"Sage Femme" est le genre de film honorable et bien intentionné qui se regarde sans déplaisir, mais qui peine à laisser une empreinte durable. Porté par un numéro d'actrices exceptionnel, le film de Martin Provost déroule une histoire touchante mais si classique dans sa forme et son fond qu'elle ne surprend jamais vraiment. C'est un film qui se laisse regarder, mais sans plus.
La raison principale, et presque unique, de voir le film est le duo d'actrices magistral. La rencontre entre Catherine Frot, parfaite en sage-femme méthodique et un peu éteinte, et Catherine Deneuve, impériale en ancienne maîtresse flamboyante et croqueuse de vie, est un pur délice. Leur alchimie fonctionne à merveille, et le film repose entièrement sur leurs épaules. Elles sont servies par une écriture fine et des dialogues souvent justes, qui permettent de développer un récit humain et touchant sur le pardon et les secondes chances, en évitant le pathos.

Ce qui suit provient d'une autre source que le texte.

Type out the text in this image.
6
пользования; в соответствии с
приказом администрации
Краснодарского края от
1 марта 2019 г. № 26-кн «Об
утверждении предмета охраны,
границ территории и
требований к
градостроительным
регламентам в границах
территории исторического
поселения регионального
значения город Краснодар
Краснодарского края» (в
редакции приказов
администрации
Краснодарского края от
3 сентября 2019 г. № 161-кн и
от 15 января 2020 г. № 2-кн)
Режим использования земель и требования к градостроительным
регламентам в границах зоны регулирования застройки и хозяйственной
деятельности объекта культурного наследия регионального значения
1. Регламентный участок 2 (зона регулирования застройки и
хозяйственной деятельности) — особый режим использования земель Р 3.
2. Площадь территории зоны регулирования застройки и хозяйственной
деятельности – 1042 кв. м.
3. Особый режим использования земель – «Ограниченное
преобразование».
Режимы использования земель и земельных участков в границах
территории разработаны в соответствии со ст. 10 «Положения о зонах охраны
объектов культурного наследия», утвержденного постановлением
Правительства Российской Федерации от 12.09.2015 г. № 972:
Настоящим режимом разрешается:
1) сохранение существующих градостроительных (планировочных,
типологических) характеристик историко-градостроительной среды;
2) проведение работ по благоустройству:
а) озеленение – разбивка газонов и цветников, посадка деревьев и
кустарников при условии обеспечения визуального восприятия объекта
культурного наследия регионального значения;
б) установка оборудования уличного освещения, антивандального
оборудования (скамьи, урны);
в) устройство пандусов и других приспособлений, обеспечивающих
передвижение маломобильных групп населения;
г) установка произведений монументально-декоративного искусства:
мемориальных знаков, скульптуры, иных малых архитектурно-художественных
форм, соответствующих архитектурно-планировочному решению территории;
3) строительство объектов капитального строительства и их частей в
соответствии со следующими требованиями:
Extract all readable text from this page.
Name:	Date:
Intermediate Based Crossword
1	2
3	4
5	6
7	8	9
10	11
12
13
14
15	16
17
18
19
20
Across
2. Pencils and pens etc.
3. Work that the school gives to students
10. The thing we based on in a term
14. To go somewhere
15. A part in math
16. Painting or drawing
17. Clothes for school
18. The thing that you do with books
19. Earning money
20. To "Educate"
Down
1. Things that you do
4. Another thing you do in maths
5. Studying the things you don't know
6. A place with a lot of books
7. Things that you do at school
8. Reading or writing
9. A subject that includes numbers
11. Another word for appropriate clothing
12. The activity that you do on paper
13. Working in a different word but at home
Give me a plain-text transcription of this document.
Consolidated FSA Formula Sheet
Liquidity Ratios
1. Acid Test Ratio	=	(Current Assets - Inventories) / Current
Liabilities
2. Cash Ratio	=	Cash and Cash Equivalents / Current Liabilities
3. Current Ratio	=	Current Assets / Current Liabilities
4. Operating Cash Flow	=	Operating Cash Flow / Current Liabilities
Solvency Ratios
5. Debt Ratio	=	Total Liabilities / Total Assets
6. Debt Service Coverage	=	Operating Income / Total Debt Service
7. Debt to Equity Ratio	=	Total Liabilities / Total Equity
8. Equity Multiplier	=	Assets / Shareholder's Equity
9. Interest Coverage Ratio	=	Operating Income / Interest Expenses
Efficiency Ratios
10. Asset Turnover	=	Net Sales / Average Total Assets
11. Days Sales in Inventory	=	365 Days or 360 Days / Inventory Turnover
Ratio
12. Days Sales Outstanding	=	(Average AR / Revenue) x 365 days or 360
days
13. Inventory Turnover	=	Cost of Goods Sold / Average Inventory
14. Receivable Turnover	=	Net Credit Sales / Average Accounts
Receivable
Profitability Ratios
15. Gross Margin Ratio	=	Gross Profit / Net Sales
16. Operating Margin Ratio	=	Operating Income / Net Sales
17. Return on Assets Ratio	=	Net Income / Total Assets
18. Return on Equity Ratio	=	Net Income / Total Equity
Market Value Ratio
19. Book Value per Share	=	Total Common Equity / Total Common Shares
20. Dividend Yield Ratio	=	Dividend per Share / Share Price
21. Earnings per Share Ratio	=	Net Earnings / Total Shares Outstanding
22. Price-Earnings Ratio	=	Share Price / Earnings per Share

Malheureusement, ce talent immense est au service d'un film qui manque cruellement d'audace. Le scénario, terriblement convenu, suit une trajectoire si balisée qu'on en devine chaque étape dès les premières minutes. Cette prévisibilité est accentuée par un rythme souvent lent, qui manque d'enjeux forts pour nous tenir en haleine. La mise en scène, très classique et académique, illustre l'histoire avec application mais sans jamais proposer un point de vue singulier ou une véritable inspiration cinématographique. Tout est propre, soigné, mais aussi terriblement sage.
Au final, "Sage Femme" vaut le détour pour le plaisir de voir deux immenses actrices s'affronter et s'apprivoiser. C'est un film sensible et sincère, mais son manque de prise de risque et son classicisme un peu plat l'empêchent de dépasser le statut de drame télévisuel de luxe. Agréable, mais anecdotique.